10. L'arrêt statue comme suit :
- il ne ressort aucunement du procès-verbal dressé, que des effets ayant un caractère personnel se trouvaient dans le hangar. Les demandeurs ne font que l'affirmer, sans étayer objectivement cette allégation ;
- les inspecteurs sociaux n'ont aucunement procédé à une fouille de l'espace concerné (hangar) : ils se sont contentés de suivre et d'aborder le personnel de la société qui était rentré dans le hangar à bord d'un camion. Pour le reste, ils n'ont touché à rien dans le hangar ni effectué de fouille dans ce lieu. Il n'a été procédé qu'à une simple audition ayant donné lieu à la saisie d'un agenda remis par l'un des employés ;
- en tant que tel, le hangar était un espace où le camion était garé et où les salariés se trouvaient au début ou à la fin de leur travail. Leurs effets personnels s'y trouvaient apparemment aussi. Cet endroit peut en soi être considéré comme un espace au sens de l'article 23 du Code pénal social. Il ressort du procès-verbal dressé et constatant les infractions qu'il s'agissait d'un espace de travail dans lequel du matériel était notamment stocké (tuyaux en PVC, gouttières métalliques, plaques de bois et autres gros matériaux). Sur la base de ces constatations, les inspecteurs sociaux ont fait mention d'un « atelier ». Il ressort également des données pertinentes susmentionnées que la société ou l'entreprise louait une certaine superficie de l'habitation privée à des fins professionnelles ;
- la demanderesse 3 était connue comme étant l'employeur et comptait deux salariés selon Genesis, un camion s'est dirigé vers un hangar situé à l'arrière du siège d'exploitation et deux personnes en sont sorties.
Par ces motifs, les juges d'appel ont pu légalement considérer que les inspecteurs sociaux étaient autorisés à pénétrer dans le hangar en vertu de l'article 23 du Code pénal social, et rejeter la défense des demandeurs invoquant qu'il n'était possible de pénétrer dans le hangar que dans les cas visés à l'article 24, § 1er, du Code pénal social et que les inspecteurs sociaux se sont rendus coupables d'une violation de domicile.
Dans cette mesure, le moyen ne peut être accueilli.

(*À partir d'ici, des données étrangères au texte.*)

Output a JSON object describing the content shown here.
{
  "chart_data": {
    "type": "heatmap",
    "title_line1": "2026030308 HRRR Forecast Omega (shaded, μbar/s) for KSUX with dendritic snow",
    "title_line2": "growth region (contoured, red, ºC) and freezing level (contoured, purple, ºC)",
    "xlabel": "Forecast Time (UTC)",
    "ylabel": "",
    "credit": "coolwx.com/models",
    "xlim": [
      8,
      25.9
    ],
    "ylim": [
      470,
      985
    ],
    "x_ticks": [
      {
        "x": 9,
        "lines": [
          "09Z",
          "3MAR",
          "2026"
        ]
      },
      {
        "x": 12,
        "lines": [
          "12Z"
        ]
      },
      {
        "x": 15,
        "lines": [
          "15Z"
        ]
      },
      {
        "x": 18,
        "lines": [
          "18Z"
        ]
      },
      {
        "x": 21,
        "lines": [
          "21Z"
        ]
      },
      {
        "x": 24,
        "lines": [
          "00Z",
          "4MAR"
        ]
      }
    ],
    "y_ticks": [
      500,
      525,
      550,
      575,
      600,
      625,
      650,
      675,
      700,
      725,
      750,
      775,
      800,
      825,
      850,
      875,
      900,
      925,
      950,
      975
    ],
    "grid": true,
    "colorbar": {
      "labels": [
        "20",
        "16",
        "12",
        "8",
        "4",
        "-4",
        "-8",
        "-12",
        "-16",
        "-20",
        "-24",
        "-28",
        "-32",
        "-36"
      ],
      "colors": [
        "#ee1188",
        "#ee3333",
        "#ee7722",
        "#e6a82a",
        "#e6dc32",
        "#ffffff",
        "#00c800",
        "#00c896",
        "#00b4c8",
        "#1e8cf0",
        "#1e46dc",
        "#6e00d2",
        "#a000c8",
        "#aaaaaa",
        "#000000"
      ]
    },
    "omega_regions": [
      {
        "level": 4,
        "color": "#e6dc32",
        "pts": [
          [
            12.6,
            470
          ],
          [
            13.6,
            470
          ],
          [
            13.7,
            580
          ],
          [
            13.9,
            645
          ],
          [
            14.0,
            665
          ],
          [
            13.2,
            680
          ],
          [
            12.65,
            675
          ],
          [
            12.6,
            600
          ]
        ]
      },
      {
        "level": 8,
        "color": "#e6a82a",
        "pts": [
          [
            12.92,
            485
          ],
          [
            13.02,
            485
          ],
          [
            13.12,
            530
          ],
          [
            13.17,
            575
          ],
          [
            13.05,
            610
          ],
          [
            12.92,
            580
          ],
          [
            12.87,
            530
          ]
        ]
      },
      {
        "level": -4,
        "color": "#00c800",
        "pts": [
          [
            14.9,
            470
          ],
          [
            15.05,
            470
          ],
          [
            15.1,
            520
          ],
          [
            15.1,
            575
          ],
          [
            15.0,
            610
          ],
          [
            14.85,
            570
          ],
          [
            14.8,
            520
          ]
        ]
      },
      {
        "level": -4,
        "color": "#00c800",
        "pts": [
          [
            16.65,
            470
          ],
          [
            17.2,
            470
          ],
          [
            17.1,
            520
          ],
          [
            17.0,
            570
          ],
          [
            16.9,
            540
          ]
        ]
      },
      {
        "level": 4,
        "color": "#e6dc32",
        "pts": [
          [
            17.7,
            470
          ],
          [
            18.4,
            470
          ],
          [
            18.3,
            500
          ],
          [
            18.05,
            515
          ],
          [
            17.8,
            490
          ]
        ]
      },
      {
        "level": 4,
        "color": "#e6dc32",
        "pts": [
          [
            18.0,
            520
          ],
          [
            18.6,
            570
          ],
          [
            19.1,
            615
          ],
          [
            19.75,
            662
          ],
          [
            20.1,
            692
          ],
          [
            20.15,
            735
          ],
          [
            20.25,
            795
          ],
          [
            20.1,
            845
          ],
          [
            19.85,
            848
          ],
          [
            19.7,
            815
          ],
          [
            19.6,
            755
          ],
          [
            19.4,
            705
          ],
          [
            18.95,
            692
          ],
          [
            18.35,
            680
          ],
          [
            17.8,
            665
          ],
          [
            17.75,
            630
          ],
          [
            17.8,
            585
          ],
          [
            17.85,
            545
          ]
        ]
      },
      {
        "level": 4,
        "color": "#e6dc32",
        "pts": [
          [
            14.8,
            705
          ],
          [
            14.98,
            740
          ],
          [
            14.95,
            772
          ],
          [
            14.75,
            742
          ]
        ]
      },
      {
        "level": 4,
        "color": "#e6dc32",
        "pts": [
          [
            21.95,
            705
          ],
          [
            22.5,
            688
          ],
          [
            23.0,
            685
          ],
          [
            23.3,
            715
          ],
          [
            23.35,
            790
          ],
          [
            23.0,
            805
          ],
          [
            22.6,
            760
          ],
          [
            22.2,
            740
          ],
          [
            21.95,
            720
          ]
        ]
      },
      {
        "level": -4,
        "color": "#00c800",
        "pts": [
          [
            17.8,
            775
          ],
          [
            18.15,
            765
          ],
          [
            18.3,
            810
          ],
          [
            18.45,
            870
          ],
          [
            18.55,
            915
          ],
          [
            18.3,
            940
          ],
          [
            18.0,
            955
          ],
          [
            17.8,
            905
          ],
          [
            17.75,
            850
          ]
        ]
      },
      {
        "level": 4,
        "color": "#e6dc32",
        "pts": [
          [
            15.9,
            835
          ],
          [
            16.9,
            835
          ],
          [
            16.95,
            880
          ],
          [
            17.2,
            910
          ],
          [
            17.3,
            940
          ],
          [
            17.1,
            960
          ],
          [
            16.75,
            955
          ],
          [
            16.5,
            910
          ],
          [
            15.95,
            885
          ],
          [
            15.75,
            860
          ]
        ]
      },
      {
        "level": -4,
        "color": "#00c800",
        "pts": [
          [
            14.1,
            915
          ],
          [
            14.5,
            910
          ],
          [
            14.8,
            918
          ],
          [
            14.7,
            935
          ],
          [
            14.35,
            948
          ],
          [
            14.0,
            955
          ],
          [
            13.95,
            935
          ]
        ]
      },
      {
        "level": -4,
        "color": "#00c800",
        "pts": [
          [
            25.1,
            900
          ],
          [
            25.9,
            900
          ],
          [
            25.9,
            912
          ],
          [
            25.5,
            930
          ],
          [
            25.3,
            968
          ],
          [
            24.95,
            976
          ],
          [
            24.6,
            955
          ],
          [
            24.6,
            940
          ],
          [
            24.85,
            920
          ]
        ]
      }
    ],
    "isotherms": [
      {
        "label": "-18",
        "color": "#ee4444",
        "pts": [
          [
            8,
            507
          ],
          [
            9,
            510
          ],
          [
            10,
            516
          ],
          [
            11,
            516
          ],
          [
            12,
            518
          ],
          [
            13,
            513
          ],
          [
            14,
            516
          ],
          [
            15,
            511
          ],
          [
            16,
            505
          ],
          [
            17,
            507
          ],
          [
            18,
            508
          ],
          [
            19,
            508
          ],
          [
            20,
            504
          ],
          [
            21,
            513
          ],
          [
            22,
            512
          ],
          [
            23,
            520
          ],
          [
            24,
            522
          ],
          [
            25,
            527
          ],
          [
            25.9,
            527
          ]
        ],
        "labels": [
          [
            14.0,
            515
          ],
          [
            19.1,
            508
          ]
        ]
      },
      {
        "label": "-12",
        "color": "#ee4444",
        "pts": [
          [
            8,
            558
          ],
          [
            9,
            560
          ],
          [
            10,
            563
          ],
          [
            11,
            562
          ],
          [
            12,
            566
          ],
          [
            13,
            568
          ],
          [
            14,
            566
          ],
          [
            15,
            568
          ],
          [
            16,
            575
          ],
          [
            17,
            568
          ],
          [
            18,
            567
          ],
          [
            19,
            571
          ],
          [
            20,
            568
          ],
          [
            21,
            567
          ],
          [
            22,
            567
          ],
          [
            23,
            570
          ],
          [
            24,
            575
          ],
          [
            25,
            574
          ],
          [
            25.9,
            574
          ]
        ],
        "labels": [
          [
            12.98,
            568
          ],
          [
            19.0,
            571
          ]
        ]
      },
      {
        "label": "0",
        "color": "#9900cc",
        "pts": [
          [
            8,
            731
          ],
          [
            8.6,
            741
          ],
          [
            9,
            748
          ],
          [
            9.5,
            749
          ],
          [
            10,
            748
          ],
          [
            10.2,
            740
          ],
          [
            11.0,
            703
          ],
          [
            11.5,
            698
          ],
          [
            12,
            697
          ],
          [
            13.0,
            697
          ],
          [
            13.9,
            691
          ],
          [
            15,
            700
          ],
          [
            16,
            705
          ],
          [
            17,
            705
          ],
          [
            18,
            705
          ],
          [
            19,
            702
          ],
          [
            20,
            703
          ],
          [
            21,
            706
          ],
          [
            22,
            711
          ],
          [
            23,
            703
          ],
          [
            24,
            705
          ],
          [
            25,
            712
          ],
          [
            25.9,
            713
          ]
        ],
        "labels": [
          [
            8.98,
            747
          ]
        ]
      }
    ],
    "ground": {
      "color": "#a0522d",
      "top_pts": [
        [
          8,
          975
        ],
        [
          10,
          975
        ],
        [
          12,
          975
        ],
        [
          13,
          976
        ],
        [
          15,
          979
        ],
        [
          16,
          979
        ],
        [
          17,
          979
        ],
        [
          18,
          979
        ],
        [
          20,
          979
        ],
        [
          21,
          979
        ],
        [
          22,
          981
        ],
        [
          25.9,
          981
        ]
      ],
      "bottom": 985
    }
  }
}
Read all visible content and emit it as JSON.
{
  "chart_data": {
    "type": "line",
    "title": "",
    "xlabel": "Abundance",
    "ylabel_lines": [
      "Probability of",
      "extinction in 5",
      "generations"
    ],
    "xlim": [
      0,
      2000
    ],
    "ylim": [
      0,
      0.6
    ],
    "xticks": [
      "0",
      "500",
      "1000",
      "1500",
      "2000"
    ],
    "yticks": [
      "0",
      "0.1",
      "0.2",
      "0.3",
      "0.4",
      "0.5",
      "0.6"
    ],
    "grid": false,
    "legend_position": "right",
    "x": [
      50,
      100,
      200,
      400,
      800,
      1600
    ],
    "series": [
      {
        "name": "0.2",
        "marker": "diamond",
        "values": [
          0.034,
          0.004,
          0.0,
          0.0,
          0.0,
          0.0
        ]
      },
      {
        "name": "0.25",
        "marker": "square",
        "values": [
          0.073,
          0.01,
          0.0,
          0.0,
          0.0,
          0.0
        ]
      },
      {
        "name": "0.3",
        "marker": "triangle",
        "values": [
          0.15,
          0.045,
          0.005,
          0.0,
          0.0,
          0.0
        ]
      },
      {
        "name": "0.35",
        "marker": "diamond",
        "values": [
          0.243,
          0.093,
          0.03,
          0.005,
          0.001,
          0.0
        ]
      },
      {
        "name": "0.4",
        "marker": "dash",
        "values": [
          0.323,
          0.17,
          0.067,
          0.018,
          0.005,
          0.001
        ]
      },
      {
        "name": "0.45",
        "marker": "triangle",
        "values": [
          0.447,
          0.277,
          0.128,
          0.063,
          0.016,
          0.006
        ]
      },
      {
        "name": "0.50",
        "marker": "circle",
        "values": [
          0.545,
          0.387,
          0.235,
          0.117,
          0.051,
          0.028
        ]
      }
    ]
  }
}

11. Pour le surplus, le moyen critique l'appréciation souveraine des faits par le juge ou requiert un examen des faits pour lequel la Cour est sans pouvoir, et est irrecevable.
(...)
Le contrôle d'office
15. Les formalités substantielles ou prescrites à peine de nullité ont été observées et les décisions sont conformes à la loi.
PAR CES MOTIFS,
LA COUR
Rejette les pourvois ;
Condamne les demandeurs aux frais.
Ainsi jugé par la Cour de cassation, deuxième chambre, à Bruxelles, où siégeaient Filip Van Volsem, conseiller faisant fonction de président, Peter Hoet, Antoine Lievens, Erwin Francis et Sidney Berneman, conseillers, et prononcé en audience publique du cinq novembre deux mille dix-neuf par le conseiller faisant fonction de président Filip Van Volsem, en présence de l'avocat général Alain Winants, avec l'assistance du greffier Vanity Vanden Hende.
Traduction établie sous le contrôle du conseiller Françoise Roggen et transcrite avec l'assistance du greffier Tatiana Fenaux.